Unnamed: 0,givenName
0,Rebecca
1,John


This is a prefixing mechanism - the two parts of the URIs, from the prefix declaration and from the part after the “:” in the qname, are concatenated together. This is strictly not what an XML qname is but uses the RDF rule for turning a qname into a URI by concatenating the parts.

### Blank Nodes

Note that the y will be rendered as a full BNode in rdflib. It's tough to read that they are truly different, but they are.

In [7]:
sparql_query = """
PREFIX vcard:      <http://www.w3.org/2001/vcard-rdf/3.0#>

SELECT ?y ?givenName
WHERE
 { ?y vcard:Family "Smith" .
   ?y vcard:Given  ?givenName .
 }
"""

qres = g.query(sparql_query)
df = to_dataframe(qres)
df

Unnamed: 0,y,givenName
0,n973bfd03599844f6bf11b15bfa373099b2,Rebecca
1,n973bfd03599844f6bf11b15bfa373099b3,John


## Filters

Graph matching allows patterns in the graph to be found. This section describes how the values in a solution can be restricted. There are many comparisons available - we just cover two cases here.

### String Matching

SPARQL provides an operation to test strings, based on regular expressions.  This includes the ability to ask SQL “LIKE” style tests, although the syntax of the regular expression is different from SQL.

The syntax is:

`FILTER regex(?x, "pattern" [, "flags"])`

The flags argument is optional.  The flag “i” means a case-insensitive pattern match is done.

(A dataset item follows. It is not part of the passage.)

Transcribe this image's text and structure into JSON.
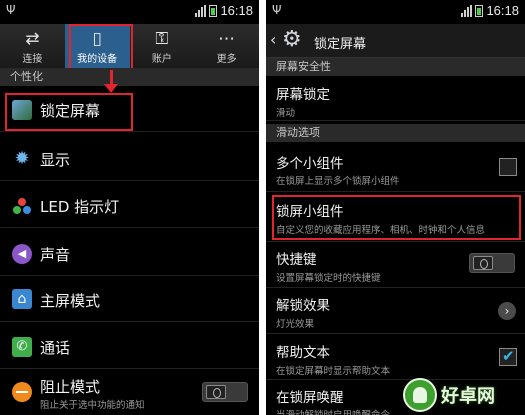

The example query finds given names with an “r” or “R” in them.

In [8]:
sparql_query = """
PREFIX vcard: <http://www.w3.org/2001/vcard-rdf/3.0#>

SELECT ?g
WHERE
{ ?y vcard:Given ?g .
  FILTER regex(?g, "r", "i") }
"""

qres = g.query(sparql_query)
df = to_dataframe(qres)
df

Unnamed: 0,g
0,Rebecca
1,Sarah


The regular expression language is the same as the XQuery regular expression language which is codified version of that found in Perl.

### Testing Values

There are times when the application wants to filter on the value of a variable.  In the data, we have added an extra field for age.  Age is not defined by the vCard schema so we have created a new property for the purpose of this tutorial.  RDF allows such mixing of different definitions of information because URIs are unique. Note also that the info:age property value is typed.

In [9]:
xml_data = """
<rdf:RDF
  xmlns:rdf='http://www.w3.org/1999/02/22-rdf-syntax-ns#'
  xmlns:vCard='http://www.w3.org/2001/vcard-rdf/3.0#'
  xmlns:info='http://somewhere/peopleInfo#'
   >

  <rdf:Description rdf:about="http://somewhere/JohnSmith">
    <vCard:FN>John Smith</vCard:FN>
    <info:age rdf:datatype='http://www.w3.org/2001/XMLSchema#integer'>25</info:age>
    <vCard:N rdf:parseType="Resource">
    <vCard:Family>Smith</vCard:Family>
    <vCard:Given>John</vCard:Given>
    </vCard:N>
  </rdf:Description>

  <rdf:Description rdf:about="http://somewhere/RebeccaSmith">
    <vCard:FN>Becky Smith</vCard:FN>
    <info:age rdf:datatype='http://www.w3.org/2001/XMLSchema#integer'>23</info:age>
    <vCard:N rdf:parseType="Resource">
    <vCard:Family>Smith</vCard:Family>
    <vCard:Given>Rebecca</vCard:Given>
    </vCard:N>
  </rdf:Description>

  <rdf:Description rdf:about="http://somewhere/SarahJones">
    <vCard:FN>Sarah Jones</vCard:FN>
    <vCard:N rdf:parseType="Resource">
    <vCard:Family>Jones</vCard:Family>
    <vCard:Given>Sarah</vCard:Given>
    </vCard:N>
  </rdf:Description>

  <rdf:Description rdf:about="http://somewhere/MattJones">
    <vCard:FN>Matt Jones</vCard:FN>
    <vCard:N
    vCard:Family="Jones"
    vCard:Given="Matthew"/>
  </rdf:Description>

</rdf:RDF>
"""

g = rdflib.Graph()
g.parse(format="xml", data=xml_data)

<Graph identifier=N84d9f6d14b2e49c6bd6f2a8f0c725a06 (<class 'rdflib.graph.Graph'>)>

So, a query to find the names of people who are older than 24 is:

In [10]:
sparql_query = """
PREFIX info: <http://somewhere/peopleInfo#>

SELECT ?resource
WHERE
  {
    ?resource info:age ?age .
    FILTER (?age >= 24)
  }
"""

qres = g.query(sparql_query)
df = to_dataframe(qres)
df

Unnamed: 0,resource
0,http://somewhere/JohnSmith


The arithmetic expression must be in parentheses (round brackets). Just one match, resulting in the resource URI for John Smith. Turning this round to ask for those less than 24 also yields one match for Rebecca Smith.  Nothing about the Jones’s.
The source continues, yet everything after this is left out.